I don’t question whether we will succeed. I am certain we will, for a simple reason. We cannot afford not to.
Our meetings have not been easy and they have not been without differences of opinion, but we are finding common ground because we all know that a new bridge is essential to our region’s economy, growth and quality of life.
I-5 is the most significant north-south freight corridor on the West Coast. It links the western United States with regional, national and global markets and is crucial to our area’s largest freight facilities, the Port of Portland and Port of Vancouver. Approximately $40 billion in freight crosses the I-5 bridge annually. Already our businesses are losing money when traffic backups delay freight; if nothing is done to address congestion on the bridge, the cost of delayed freight is estimated to increase by 140 percent over the next 20 years, or some $34 million a year by 2030.
The human costs of traffic congestion are as unacceptable as the economic costs. No one enjoys sitting in traffic, and the delays put injured or sick Washingtonians at risk. With the sole level-one trauma care in our region located in Portland, the only fast access during a traffic backup is helicopter transport – an option that hinges on weather conditions and limits the number of trauma cases that can be addressed at one time.
The existing bridge averages 400 collisions a year; by 2030, when the bridge transports increasingly more vehicles and increasingly larger pieces of equipment by truck, the number of collisions is projected to double.

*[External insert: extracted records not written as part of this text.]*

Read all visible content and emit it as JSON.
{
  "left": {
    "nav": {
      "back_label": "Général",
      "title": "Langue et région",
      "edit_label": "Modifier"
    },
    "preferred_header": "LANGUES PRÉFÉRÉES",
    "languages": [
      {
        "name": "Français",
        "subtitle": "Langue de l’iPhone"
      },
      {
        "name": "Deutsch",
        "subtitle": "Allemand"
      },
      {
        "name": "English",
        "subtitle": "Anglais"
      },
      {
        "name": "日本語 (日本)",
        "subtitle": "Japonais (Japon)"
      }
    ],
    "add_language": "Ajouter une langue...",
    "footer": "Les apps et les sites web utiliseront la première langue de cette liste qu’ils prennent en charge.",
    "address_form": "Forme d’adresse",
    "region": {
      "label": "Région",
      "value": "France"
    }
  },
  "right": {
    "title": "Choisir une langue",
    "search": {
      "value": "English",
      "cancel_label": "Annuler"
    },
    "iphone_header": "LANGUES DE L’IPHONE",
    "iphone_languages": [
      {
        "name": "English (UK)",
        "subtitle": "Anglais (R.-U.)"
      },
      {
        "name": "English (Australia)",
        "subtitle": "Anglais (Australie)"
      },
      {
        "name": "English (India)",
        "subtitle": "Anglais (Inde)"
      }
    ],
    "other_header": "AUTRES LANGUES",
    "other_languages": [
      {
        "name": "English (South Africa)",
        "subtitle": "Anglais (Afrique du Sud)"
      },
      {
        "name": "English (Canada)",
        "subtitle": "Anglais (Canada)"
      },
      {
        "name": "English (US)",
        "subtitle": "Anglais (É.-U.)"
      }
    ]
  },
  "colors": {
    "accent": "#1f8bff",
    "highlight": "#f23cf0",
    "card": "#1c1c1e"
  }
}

If SB 5806 proceeds to pass the House of Representatives and is signed into law by Gov. Inslee, the Washington Department of Transportation would be awarded $350,000 to sort and amass data related to the construction of a new replacement bridge. The bill also calls for the formation of a legislative action committee, with Oregon lawmakers invited to participate, to develop a plan for replacing the I-5 bridge due by December 2018.
This is an effort to rebuild the trust necessary for our community to move forward jointly, transparently and constructively – and leave behind the division that undid our last effort to replace the bridge.
While reasonable people can differ on specific aspects of a new bridge, in one area there can be no dispute: the only path forward is across a new I-5 bridge.
Sen. Annette Cleveland represents the 49th Legislative District covering Vancouver west of Interstate 205 and Hazel Dell.